Bush set aside Sixteen Stone for the middle part of the set hitting gems like the somber “The Sound of Winter” off 2011’s The Sea Of Memories
and two from 1999’s The Science Of Things
– their hit song “The Chemicals Between Us” and the awesomely titled “Disease of the Dancing Cats” a pretty heavy song which excelled far better live. Rossdale indicated a new album was in the works as he introduced the great new song “Bullet Holes” which was featured in the movie John Wick Chapter 3 and Bush closed out their night with three straight from Sixteen Stone – “Everything Zen,” just Rossdale and guitar under the lights for a stirring “Glycerine” and finally another popular chart topper “Comedown.”

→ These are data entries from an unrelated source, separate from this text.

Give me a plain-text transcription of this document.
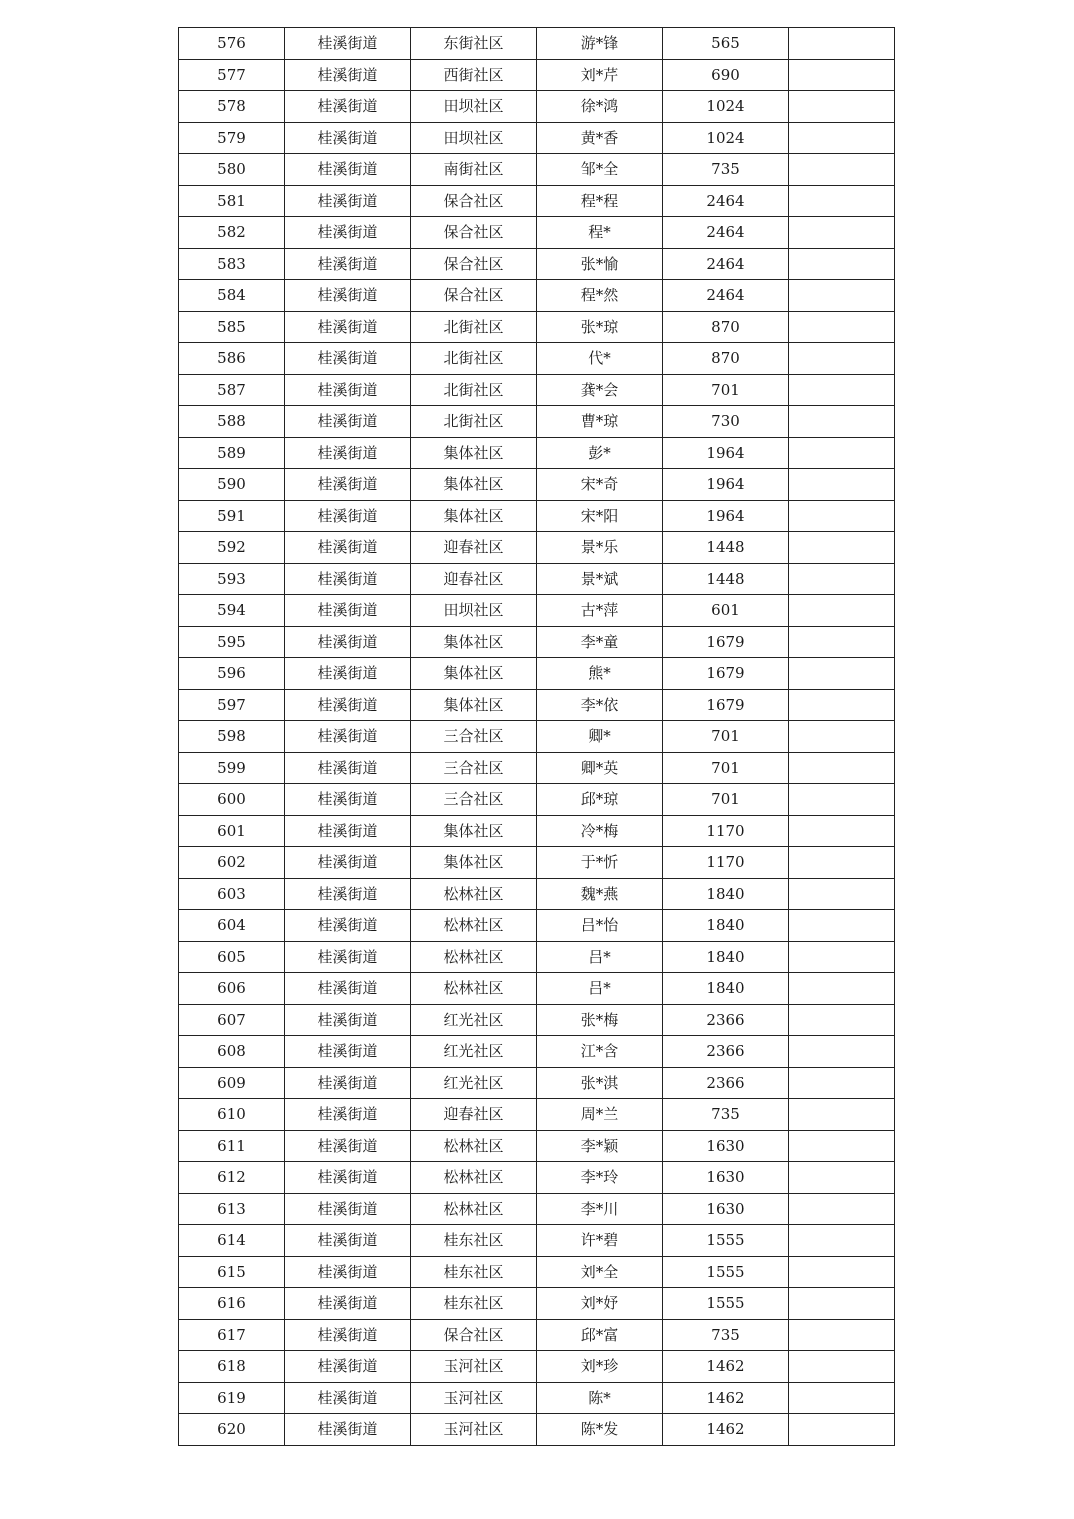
576	桂溪街道	东街社区	游*锋	565	
577	桂溪街道	西街社区	刘*芹	690	
578	桂溪街道	田坝社区	徐*鸿	1024	
579	桂溪街道	田坝社区	黄*香	1024	
580	桂溪街道	南街社区	邹*全	735	
581	桂溪街道	保合社区	程*程	2464	
582	桂溪街道	保合社区	程*	2464	
583	桂溪街道	保合社区	张*愉	2464	
584	桂溪街道	保合社区	程*然	2464	
585	桂溪街道	北街社区	张*琼	870	
586	桂溪街道	北街社区	代*	870	
587	桂溪街道	北街社区	龚*会	701	
588	桂溪街道	北街社区	曹*琼	730	
589	桂溪街道	集体社区	彭*	1964	
590	桂溪街道	集体社区	宋*奇	1964	
591	桂溪街道	集体社区	宋*阳	1964	
592	桂溪街道	迎春社区	景*乐	1448	
593	桂溪街道	迎春社区	景*斌	1448	
594	桂溪街道	田坝社区	古*萍	601	
595	桂溪街道	集体社区	李*童	1679	
596	桂溪街道	集体社区	熊*	1679	
597	桂溪街道	集体社区	李*依	1679	
598	桂溪街道	三合社区	卿*	701	
599	桂溪街道	三合社区	卿*英	701	
600	桂溪街道	三合社区	邱*琼	701	
601	桂溪街道	集体社区	冷*梅	1170	
602	桂溪街道	集体社区	于*忻	1170	
603	桂溪街道	松林社区	魏*燕	1840	
604	桂溪街道	松林社区	吕*怡	1840	
605	桂溪街道	松林社区	吕*	1840	
606	桂溪街道	松林社区	吕*	1840	
607	桂溪街道	红光社区	张*梅	2366	
608	桂溪街道	红光社区	江*含	2366	
609	桂溪街道	红光社区	张*淇	2366	
610	桂溪街道	迎春社区	周*兰	735	
611	桂溪街道	松林社区	李*颖	1630	
612	桂溪街道	松林社区	李*玲	1630	
613	桂溪街道	松林社区	李*川	1630	
614	桂溪街道	桂东社区	许*碧	1555	
615	桂溪街道	桂东社区	刘*全	1555	
616	桂溪街道	桂东社区	刘*妤	1555	
617	桂溪街道	保合社区	邱*富	735	
618	桂溪街道	玉河社区	刘*珍	1462	
619	桂溪街道	玉河社区	陈*	1462	
620	桂溪街道	玉河社区	陈*发	1462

Bush seems content these days working as a co-headliner and playing an opening band length setlist but their catalogue says otherwise. They play like professional veterans, have great sound and put forth some great melodic hard rock music from a wide range of albums. Of course, the nearly 10 year long breakup earlier this century certainly doesn’t help things, even if another 10 years has passed since, as people these days tend to move on and forget. Perhaps a new album that returns them to the rock charts and some radio play will encourage Bush to fill out a 90 minute long setlist and fans to fill in the seats.
Live Setlist in Portland
- Selling the Drama
- Losing My Religion
- Pain Lies on the Riverside
- The Distance
- Paint It Black
- Lakini’s Juice
- I Alone
- Operation Spirit
- White, Discussion
- Lightening Crashes
Bush Setlist in Portland
- Machine Head
- This Is War
- Little Things
- The Sound of Winter
- The Chemicals Between Us
- The Disease of the dancing Cats
- Bullet Holes
- Everything Zen
4 thoughts on “Concert Review: Bush and Live Brush Aside Empty Seats and Pack Veterans Memorial Coliseum with Music”
Some nostalgia tours will suffer as there are so many out there right now.
At least they showed up and didn’t have the plug pulled on the show.
I love that tune Rattlesnake by Live. What a wicked opener! That whole Secret Samadi album is fantastic.
Bush is hit or miss with me. But that one tune Chemicals Between Us is a great track as well!
Main thing is a night out for some live music which is the best thing!
Live had some surprises in the setlist I wasn’t expecting. Makes me want to dive a bit more into their catalog.
Yeah they got some good tracks.
I would have enjoyed this. I like Live more than Bush, but together that is awesome. Great set list as well. Too bad so many people missed out.